Salameh, the first suspect arrested several days after the bombing, is accused of renting the yellow van that was used to carry the 1,200-pound homemade bomb into an underground garage at the trade center. Six people were killed in the Feb. 26 blast, more than 1,000 were injured and tens of thousands fled the scene, many descending smoke-filled stairways of the twin, 110-story towers.

Federal authorities contend that Salameh tripped himself up when he returned to the Ryder truck rental agency in Jersey City, N.J., soon after the blast to request a cash refund on grounds that the van had been stolen from him by unknown persons.
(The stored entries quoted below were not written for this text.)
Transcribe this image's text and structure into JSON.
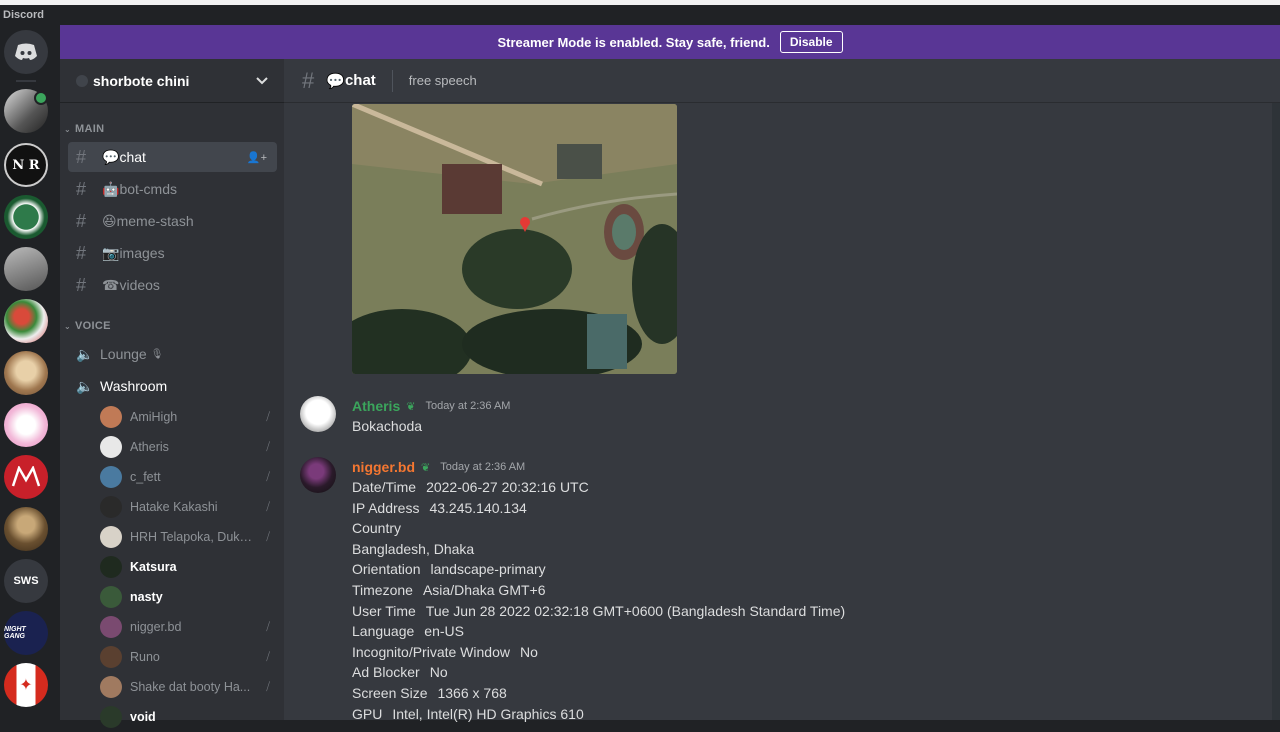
{
  "app": {
    "wordmark": "Discord"
  },
  "banner": {
    "text": "Streamer Mode is enabled. Stay safe, friend.",
    "button": "Disable"
  },
  "server": {
    "name": "shorbote chini"
  },
  "categories": {
    "main": "MAIN",
    "voice": "VOICE"
  },
  "channels": [
    {
      "emoji": "💬",
      "name": "chat",
      "active": true
    },
    {
      "emoji": "🤖",
      "name": "bot-cmds"
    },
    {
      "emoji": "😆",
      "name": "meme-stash"
    },
    {
      "emoji": "📷",
      "name": "images"
    },
    {
      "emoji": "☎",
      "name": "videos"
    }
  ],
  "voice_channels": [
    {
      "name": "Lounge"
    },
    {
      "name": "Washroom"
    }
  ],
  "voice_users": [
    {
      "name": "AmiHigh",
      "color": "#c07a56"
    },
    {
      "name": "Atheris",
      "color": "#e8e8e8"
    },
    {
      "name": "c_fett",
      "color": "#4a7aa0"
    },
    {
      "name": "Hatake Kakashi",
      "color": "#2a2a2a"
    },
    {
      "name": "HRH Telapoka, Duke of ...",
      "color": "#d8d2c8"
    },
    {
      "name": "Katsura",
      "color": "#1f2a1f"
    },
    {
      "name": "nasty",
      "color": "#3a5a3a"
    },
    {
      "name": "nigger.bd",
      "color": "#7a4a70"
    },
    {
      "name": "Runo",
      "color": "#5a4030"
    },
    {
      "name": "Shake dat booty Ha...",
      "color": "#a07a60"
    },
    {
      "name": "void",
      "color": "#2a3a2a"
    }
  ],
  "header": {
    "channel": "chat",
    "emoji": "💬",
    "topic": "free speech"
  },
  "messages": [
    {
      "author": "Atheris",
      "color": "#3ba55c",
      "time": "Today at 2:36 AM",
      "lines": [
        "Bokachoda"
      ]
    },
    {
      "author": "nigger.bd",
      "color": "#f57731",
      "time": "Today at 2:36 AM",
      "lines": [
        [
          "Date/Time",
          "2022-06-27 20:32:16 UTC"
        ],
        [
          "IP Address",
          "43.245.140.134"
        ],
        [
          "Country",
          ""
        ],
        [
          "Bangladesh, Dhaka",
          ""
        ],
        [
          "Orientation",
          "landscape-primary"
        ],
        [
          "Timezone",
          "Asia/Dhaka GMT+6"
        ],
        [
          "User Time",
          "Tue Jun 28 2022 02:32:18 GMT+0600 (Bangladesh Standard Time)"
        ],
        [
          "Language",
          "en-US"
        ],
        [
          "Incognito/Private Window",
          "No"
        ],
        [
          "Ad Blocker",
          "No"
        ],
        [
          "Screen Size",
          "1366 x 768"
        ],
        [
          "GPU",
          "Intel, Intel(R) HD Graphics 610"
        ]
      ]
    }
  ],
  "guild_labels": {
    "sws": "SWS",
    "night": "NIGHT GANG"
  },
  "colors": {
    "blurple": "#593695",
    "bg": "#36393f",
    "sidebar": "#2f3136",
    "guilds": "#202225"
  }
}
But Robert E. Precht, Salameh's court-appointed attorney, said that his client and other defendants will have "a good explanation" at trial for government evidence that seems to implicate them. Precht declined to give details. All four have pleaded innocent.

Defense lawyers have complained that massive publicity about the bombing case and the resulting anxieties of many New Yorkers will make it difficult for their clients to obtain a fair trial.

"One of my concerns is public hostility toward Arab persons, Palestinians, Muslims and aliens in general--and these defendants fall into that group," said Austin Campriello, another member of the defense team.

U.S. District Judge Kevin T. Duffy, who will preside at the trial, said that he considered moving the proceedings to Cincinnati in hopes of finding jurors less familiar with the case but decided that the effort would be pointless since the bombing had received international publicity.

Instead, Duffy has summoned a potential jury pool of 5,000 people, believed to be the largest in New York history. Selection of 12 suitable jurors could take three to four weeks. The trial itself may stretch out through the remainder of the year.

The defendants are followers of Sheik Omar Abdul Rahman, a blind Egyptian cleric whose fiery sermons in the New York-New Jersey area long have inspired supporters of Islamic fundamentalism. Abdul Rahman was indicted last month as a leader of the larger conspiracy.

Harry C. Batchelder, the sheik's defense attorney, said that he believes federal prosecutors hope to convict Salameh and the other bombing suspects to try to obtain their testimony later against the sheik and others accused in the larger conspiracy.